Inspired by Google Cultural Institute’s “X Degrees of Separation”, I was curious to see if it was possible to recreate that app by hand using a more focused collection of works, and constraining the kinds of paths that would get drawn between two given images.
Was it possible to make this path move only forward in time? Or only backwards? To only consider a certain set of objects by type or nationality? The idea had been gnawing at me for some time.

Once an hour, @MechaKubler assembles an 8-image-long path between two objects from the Rijksmuseum, trying to find pictures that are roughly evenly separated across an expanse of visual similarity space. I used the penultimate max pooling layer of the pre-trained VGG-16 convolutional neural network1 to produce this space of multidimensional features (an involved way of saying “a list of 512 numbers per image”) for over 200,000 images of artworks in the Rijksmuseum collections.

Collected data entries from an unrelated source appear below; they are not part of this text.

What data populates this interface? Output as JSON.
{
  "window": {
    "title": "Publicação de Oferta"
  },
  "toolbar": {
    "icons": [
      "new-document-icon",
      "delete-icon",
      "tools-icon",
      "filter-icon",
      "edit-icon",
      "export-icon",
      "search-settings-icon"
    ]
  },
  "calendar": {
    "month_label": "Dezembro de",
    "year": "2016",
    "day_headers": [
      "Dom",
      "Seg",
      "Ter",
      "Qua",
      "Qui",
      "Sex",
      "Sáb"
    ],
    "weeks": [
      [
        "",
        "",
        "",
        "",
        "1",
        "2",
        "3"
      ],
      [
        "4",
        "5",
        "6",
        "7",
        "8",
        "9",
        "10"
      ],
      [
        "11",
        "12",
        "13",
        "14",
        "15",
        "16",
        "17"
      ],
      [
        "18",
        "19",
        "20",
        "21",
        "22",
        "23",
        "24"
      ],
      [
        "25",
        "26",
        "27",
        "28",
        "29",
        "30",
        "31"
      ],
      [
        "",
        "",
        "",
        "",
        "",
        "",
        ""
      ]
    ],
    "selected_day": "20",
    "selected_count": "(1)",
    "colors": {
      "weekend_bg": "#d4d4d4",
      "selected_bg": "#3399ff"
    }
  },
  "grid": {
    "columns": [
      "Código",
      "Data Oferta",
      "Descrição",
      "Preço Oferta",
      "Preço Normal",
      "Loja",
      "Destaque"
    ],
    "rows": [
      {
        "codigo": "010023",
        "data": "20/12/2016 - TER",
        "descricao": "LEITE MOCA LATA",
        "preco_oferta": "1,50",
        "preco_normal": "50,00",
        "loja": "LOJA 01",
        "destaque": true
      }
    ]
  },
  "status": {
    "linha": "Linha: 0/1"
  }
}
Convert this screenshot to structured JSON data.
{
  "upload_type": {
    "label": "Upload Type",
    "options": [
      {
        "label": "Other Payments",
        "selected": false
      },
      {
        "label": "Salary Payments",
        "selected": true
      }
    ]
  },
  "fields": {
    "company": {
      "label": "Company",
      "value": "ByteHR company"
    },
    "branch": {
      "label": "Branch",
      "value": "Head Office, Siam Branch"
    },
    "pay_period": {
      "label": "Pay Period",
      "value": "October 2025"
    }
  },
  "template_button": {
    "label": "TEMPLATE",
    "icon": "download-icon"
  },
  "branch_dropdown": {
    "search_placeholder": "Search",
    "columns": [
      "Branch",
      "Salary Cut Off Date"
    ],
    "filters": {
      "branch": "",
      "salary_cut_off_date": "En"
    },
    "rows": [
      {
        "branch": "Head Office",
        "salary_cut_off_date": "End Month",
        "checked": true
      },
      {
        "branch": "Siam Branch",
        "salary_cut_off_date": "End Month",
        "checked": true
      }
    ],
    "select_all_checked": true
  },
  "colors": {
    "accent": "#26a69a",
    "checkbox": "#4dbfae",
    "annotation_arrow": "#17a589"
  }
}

Rather than just find the closest object at hand, it will take a chronological path, expressly moving either forwards or backwards in time as it traverses this visual space. Hence the homage to George Kubler, who considered the seriation of visual form through history in his 1962 Shape of Time. One of his core arguments was that there exist “prime objects”: ideal solutions to visual problems that artists then manifest through physical variants. This not unlike how @MechaKubler works. Using a R package I wrote to generate nearest-neighbor paths through numeric matrices, it identifies several ideal points sitting on a line evenly spaced between two randomly-chosen objects. These ideal points in the VGG-18 feature space can’t be directly translated back into images2 – alone, they’re just separate lists of 512 numbers. But it is possible to search through the real objects to find those whose own 512-number long feature vectors are very close to the ideal points.